Most people don’t truly understand what it is like being poor in today’s society.
When they talk of financial struggle, they mean they can’t afford to go on vacation this year or they really need to stop eating out so much. There is room to cut out expenses. They still have food and housing security.
Being poor means knowing how to stretch $24 to feed two people and a couple of pets for a week. It means being unable to replace the scratched lens on your glasses. It means worrying that your car is going to break down because you don’t have the money to fix it. It means feeling ashamed at your missing teeth because you can’t afford dental care. It means seeing your kid’s disappointment when you can’t afford to throw him a birthday party. It means knowing that an eviction letter has been mailed.
It means feeling invisible and vulnerable and traumatized. You claw, bite, and scratch trying to get out of that deep hole. If only someone would throw you a damn ladder.
But our society doesn’t want to throw down the ladder.
We don’t trust the poor to get out of the hole by themselves if we give them a ladder. We don’t trust them with the ladder. They’ll use it for something else. They should just work hard to build their own ladder, even though there are no resources at the bottom of the hole for them to do so.
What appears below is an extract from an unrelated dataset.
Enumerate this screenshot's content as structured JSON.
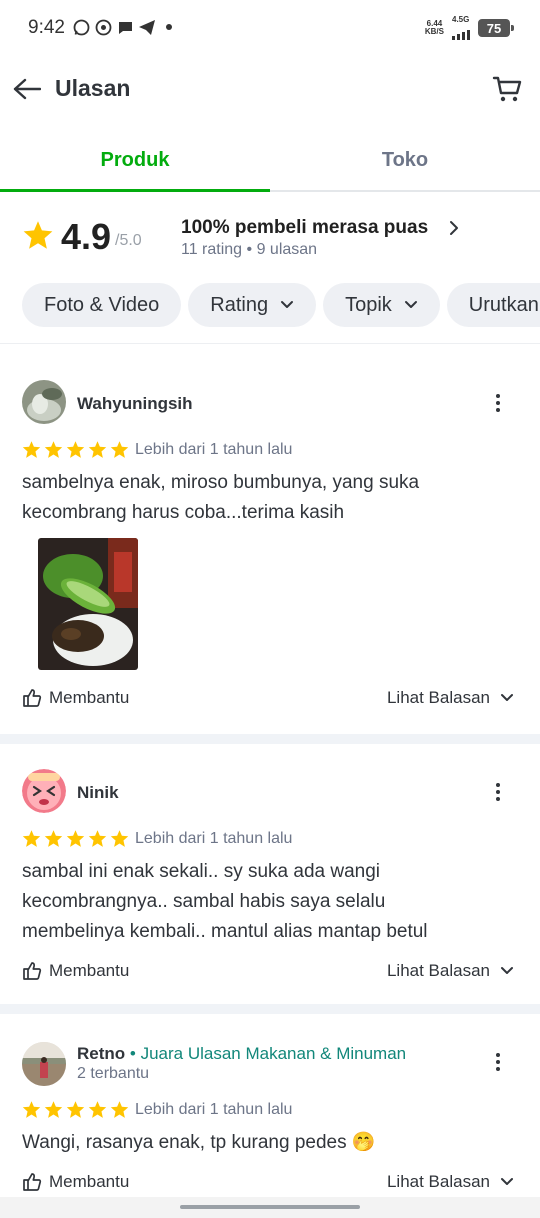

And just to ease our collective minds, we’ll toss a loaf of white bread into the hole so they at least don’t starve to death. So what if it’s stale? They have no right to complain. If they want something better they should work for it.
This morning, I read part of a post in a frugal minimalist group I belong to on Facebook. The woman was expressing her surprise and disappointment at her treatment after posting about a trip to the local food bank. People were judging her for having fresh flowers on her table and having too many kids, among other things, when she was struggling to get by.
This kind of judging behavior is common in our country. Our society has been so sold on the myth of pulling yourself up by the bootstraps, even though that in and of itself is an impossibility, so the poor are stereotyped as wasteful and lazy.
Quite the contrary. We are some of the most creative, hardest working citizens.
Really, do you know how to make $24 stretch to cover groceries for the week? Are you able to scramble day after day to face the latest big problem and hold it at bay a little longer?
Poverty isn’t generally caused by a lack of ambition. Poverty changes the way your brain functions.
A study at Washington University St. Louis was able to show a link between poverty, childhood depression, and physical changes in the brain. We all know how stress impacts our thinking as adults. Poverty may cause the appearance of laziness when the real culprits are depression and an over-stressed brain.
The solutions to end, or at least, ease poverty are simple.
1. Our society needs to humanize those living in poverty.
Stop your judging. There are many ways to end up in poverty and few ways to get out. You could be born into it. You could end up there as a single parent after leaving an abusive relationship. You could lose your home to mounting health costs. You could end up addicted to drugs prescribed to you for that healthcare.
None of it really matters though because people are people. Kindness and respect as human beings should still apply.
2. We need to trust poor people enough to extend the ladder down to them.
The best way to do that is to do away with SNAP and welfare programs and instead implement a universal basic income. Poor people need money. For the naysayers who say it will just make people lazy, I say that’s just plain wrong. The word basic assumes that one would only be able to have a basic subsistence met, a low rent apartment, and cheap food, if you decided not to work.
As someone who lives in poverty, I can attest that if people didn’t have to worry about rent and food they would actually contribute more to society. People would be able to take risks to bring their great ideas into the world. They could focus more on their work or even be able to look for work because they weren’t fighting off depression or their brain space occupied with worrying about how they are going to feed their kid dinner.
People rise up to how you treat them. It is time we treat the poor with dignity.
While it will take a great tide to change the welfare system into a universal basic income, every day, you can choose kindness. Look a homeless person in the eye and give them a smile. Hold your tongue when you feel like judging the woman on SNAP with fresh flowers in her cart. Maybe, instead, offer to pay for those flowers. Extend some humanity to someone struggling. Show trust by giving a gift card to the local grocery store instead of leaving a bag of groceries you assembled from the food in your pantry that your family won’t eat.
I write this as one of the struggling poor. I write from experience and observation. I experienced poverty as a teen, watching my hardworking father rage in frustration at not being able to provide for his family despite that hard work and a vibrant, creative mother who spiraled into depression.
I’m currently in that deep dark hole of poverty again as a single parent, working to claw my way out. I’m middle-aged and college educated. Yet here I am. Yelling for someone to throw me a ladder and trust me to do the rest myself. I am ready to build more ladders when I get to the top.